Uno dei temi più caldi in questi ultimi mesi riguarda il TTIP, acronimo per “Transatlantic Trade and Investment Partnership”. Cerchiamo di esaminarlo più da vicino per capire di cosa si tratta e le relative conseguenze di una sua approvazione.
La relativa disinformazione generale è imputabile principalmente ai media i quali non approfondiscono questo ostico quanto importante argomento, il quale apporterebbe sostanziali trasformazioni verso tutti i settori di produzione e consumo come cibo, energia, farmaci, chimica, ma anche verso diritti connessi all’accesso a servizi essenziali come la scuola, la sanità, l’acqua, previdenza e pensioni, i quali sarebbero tutti esposti a privatizzazioni e alla potenziale acquisizione da parte di imprese e gruppi economico-finanziari più attrezzati, e competitivi.
Il “Trattato transatlantico sul commercio e gli investimenti” è infatti un trattato di libero scambio che vede come contraenti l’Unione Europea e gli Stati Uniti, che ha come obiettivo la modifica di regolamentazioni standard (le cosiddette barriere non tariffarie) abbattendo dazi, regolamentazioni e dogane tra Europa e Stati Uniti, con le relative conseguenze di un forte aumento e fluidità di commercio tra questi due paesi.
Uno degli effetti che maggiormente destabilizza prevede l’introduzione di due organismi tecnici fuori dal controllo da parte di Stati e dei relativi cittadini: l’Investor-State Dispute Settlement (ISDS) il quale consentirebbe alle imprese e alle multinazionali straniere di citare gli opposti governi qualora introducessero normative che ledessero i loro interessi; l’altro organismo di cui viene prevista l’introduzione è il Regulatory Cooperation Council: un organo dove esperti nominati della Commissione UE e del ministero USA valuterebbero l’impatto commerciale di ogni marchio, regola, etichetta, contratto di lavoro o standard di sicurezza operativi a livello nazionale, federale o europeo. I margini di discrezionalità che ciò comporterebbe sono altissimi.

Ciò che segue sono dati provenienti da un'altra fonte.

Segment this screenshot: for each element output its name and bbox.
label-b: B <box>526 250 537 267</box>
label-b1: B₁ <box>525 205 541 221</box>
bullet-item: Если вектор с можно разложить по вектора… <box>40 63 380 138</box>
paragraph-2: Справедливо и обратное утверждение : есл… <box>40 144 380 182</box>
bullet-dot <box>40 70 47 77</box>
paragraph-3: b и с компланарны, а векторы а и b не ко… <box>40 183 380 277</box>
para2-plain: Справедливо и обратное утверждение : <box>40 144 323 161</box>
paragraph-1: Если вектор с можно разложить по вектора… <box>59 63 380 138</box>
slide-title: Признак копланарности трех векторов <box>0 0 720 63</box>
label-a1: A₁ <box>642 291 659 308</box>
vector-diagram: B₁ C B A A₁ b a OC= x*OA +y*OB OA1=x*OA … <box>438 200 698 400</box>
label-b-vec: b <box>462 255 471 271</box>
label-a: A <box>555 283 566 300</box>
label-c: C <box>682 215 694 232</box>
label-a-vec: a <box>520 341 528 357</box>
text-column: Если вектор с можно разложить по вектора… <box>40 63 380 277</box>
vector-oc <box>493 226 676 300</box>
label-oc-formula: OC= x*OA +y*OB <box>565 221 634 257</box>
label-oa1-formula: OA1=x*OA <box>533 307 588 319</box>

Il pericolo maggiore infatti sta proprio nelle differenze che fortunatamente permangono tra USA e UE e una relativa amalgamazione tra essi comporterebbe effetti disastrosi: gli Stati Uniti non hanno ratificato diverse convenzioni e impegni internazionali ILO e ONU in materia di diritti del lavoro, diritti umani e ambiente. Questo rende il loro costo del lavoro più basso e il comportamento delle imprese nazionali più disinvolto e competitivo.
L’Europa è da sempre un territorio con relativi marchi e alti standard di qualità: la regolamentazione sotto tutti questi aspetti è infatti molto severa. Si cerca inoltre di seguire le linee guida date da importanti agenzie, ONG ed istituzioni internazionali (tra cui FAO, UNCTAD, ONU) che richiamano l’attenzione sul fatto che rafforzare i mercati locali, con programmazioni territoriali e regionali più attente basate sulla valorizzazione delle risorse disponibili comporti un sostanziale miglioramento delle condizioni di vita dei produttori agricoli, attraverso l’autodeterminazione alimentare delle comunità e la tutela del territorio e dell’ambiente, promuovendo in oltre un’agricoltura che preservi la biodiversità, rispetti i cicli naturali e riduca la dipendenza iniqua dei produttori dal mercato.